Il y a cinq ans, les terroristes ont réalisé leur meilleur coup. Ils ont envoyé des centaines de bombes sur les cinq continents en un coup, décimant des populations entières, ne laissant aucune chance à ceux qui m’étaient les plus précieux. A ce moment-là j’étais au front. Une bombe a explosé pas très loin de mon groupe, me laissant unique survivant unijambiste. Qu’est-ce que j’aurais donné pour être à leur place aujourd’hui.
La vie est de nos jours extrêmement difficile. On peut dire que les terroristes sont doucement entrain de dominer le monde. Dans ces conditions exécrables dominées par la famine, le chômage et la perte de proches, le taux de suicide a explosé des records. J’y ai déjà pensé plusieurs fois. Mais le gouvernement essaye toujours de résister face aux terroristes et pour cela il a besoin de militaires. Malgré mon handicap, ils ont besoin de moi pour préparer les nouvelles recrues. D’où le projet Happy.
Happy est une simulation qui fait vivre virtuellement aux militaires qui l’utilisent la vie qu’ils ont perdue depuis une demi-décennie. Deux heures par jour pour rattraper le temps… Deux heures pour voir grandir ma fille, deux heures pour être peut-être père à nouveau, deux heures pour serrer dans mes bras ma tendre Aurora.
Je soupire.
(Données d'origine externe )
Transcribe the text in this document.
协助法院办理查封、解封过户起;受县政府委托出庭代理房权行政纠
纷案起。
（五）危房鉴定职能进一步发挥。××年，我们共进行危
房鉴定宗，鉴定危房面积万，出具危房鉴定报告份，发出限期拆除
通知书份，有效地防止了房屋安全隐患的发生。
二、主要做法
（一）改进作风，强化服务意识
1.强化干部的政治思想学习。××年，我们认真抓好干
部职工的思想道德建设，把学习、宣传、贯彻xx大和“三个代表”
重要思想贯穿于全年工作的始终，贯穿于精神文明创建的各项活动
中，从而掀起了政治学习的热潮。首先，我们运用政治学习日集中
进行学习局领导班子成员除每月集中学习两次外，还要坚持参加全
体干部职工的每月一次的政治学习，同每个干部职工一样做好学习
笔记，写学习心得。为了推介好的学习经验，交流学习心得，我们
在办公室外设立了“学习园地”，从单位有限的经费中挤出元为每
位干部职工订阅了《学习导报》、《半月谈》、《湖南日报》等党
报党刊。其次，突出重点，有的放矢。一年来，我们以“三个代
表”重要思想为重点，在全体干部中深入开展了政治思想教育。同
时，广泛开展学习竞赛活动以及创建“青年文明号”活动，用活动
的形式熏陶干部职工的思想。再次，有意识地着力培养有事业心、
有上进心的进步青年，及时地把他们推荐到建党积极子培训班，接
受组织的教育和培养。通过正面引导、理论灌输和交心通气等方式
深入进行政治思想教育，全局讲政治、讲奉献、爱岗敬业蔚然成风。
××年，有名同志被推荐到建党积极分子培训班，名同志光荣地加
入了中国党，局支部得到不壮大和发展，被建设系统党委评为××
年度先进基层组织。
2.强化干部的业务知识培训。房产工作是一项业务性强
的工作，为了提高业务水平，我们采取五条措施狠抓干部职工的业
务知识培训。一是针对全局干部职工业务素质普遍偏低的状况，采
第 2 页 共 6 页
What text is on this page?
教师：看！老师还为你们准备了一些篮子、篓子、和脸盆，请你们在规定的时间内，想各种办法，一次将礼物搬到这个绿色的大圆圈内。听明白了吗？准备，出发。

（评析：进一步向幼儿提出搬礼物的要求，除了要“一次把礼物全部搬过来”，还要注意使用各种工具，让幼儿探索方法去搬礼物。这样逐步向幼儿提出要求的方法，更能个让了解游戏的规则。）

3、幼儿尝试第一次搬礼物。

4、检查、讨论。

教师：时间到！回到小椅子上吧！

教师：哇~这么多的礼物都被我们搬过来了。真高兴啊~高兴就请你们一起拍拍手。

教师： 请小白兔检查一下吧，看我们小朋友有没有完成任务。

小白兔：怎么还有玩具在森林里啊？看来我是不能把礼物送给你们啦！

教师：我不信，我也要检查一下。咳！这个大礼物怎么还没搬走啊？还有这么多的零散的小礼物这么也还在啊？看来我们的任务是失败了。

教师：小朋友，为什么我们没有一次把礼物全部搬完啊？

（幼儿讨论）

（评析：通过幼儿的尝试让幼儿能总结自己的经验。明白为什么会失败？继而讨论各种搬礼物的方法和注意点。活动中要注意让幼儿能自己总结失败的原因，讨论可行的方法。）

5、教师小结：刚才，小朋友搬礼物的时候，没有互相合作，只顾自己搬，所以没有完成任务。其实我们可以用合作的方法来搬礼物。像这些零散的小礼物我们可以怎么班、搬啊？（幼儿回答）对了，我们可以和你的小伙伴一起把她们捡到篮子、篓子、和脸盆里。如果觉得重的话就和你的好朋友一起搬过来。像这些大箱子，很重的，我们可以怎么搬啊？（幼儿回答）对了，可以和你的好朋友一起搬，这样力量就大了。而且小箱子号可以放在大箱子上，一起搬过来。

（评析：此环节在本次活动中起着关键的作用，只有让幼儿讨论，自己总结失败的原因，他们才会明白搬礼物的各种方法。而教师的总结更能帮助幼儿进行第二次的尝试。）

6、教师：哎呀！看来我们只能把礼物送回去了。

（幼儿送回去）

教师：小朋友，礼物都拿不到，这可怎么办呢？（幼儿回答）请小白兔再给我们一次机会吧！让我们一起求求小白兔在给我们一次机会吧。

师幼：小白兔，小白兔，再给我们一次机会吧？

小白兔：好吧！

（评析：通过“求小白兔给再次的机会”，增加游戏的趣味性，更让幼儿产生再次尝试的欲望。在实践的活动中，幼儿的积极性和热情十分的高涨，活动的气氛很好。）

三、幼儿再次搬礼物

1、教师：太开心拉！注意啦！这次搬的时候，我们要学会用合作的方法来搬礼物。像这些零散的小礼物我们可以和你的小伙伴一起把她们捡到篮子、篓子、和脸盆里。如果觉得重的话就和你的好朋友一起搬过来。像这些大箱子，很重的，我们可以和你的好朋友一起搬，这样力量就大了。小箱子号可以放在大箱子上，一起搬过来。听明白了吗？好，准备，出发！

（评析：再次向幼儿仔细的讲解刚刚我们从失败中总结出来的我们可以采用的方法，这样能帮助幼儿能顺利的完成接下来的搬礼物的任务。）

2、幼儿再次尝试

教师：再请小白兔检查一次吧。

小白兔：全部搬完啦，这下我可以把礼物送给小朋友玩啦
Je n’arriverai jamais à dormir si je continue à réfléchir trop. J’attrape alors ma boîte de somnifères et en prends deux. J’hésite toujours en avaler davantage mais le monde a besoin de moi. Les médicaments font leur effet. Je commence à m’endormir et dans un état second, je crois apercevoir la silhouette d’Aurora dans la pénombre de ma chambre. J’arrive bientôt Aurora, bientôt. Prends soin de Justine et d’Oscar en attendant.
Une larme s’échappe avant que je n’aie le temps de réagir et je m’endors. C’est bien devenu ma routine.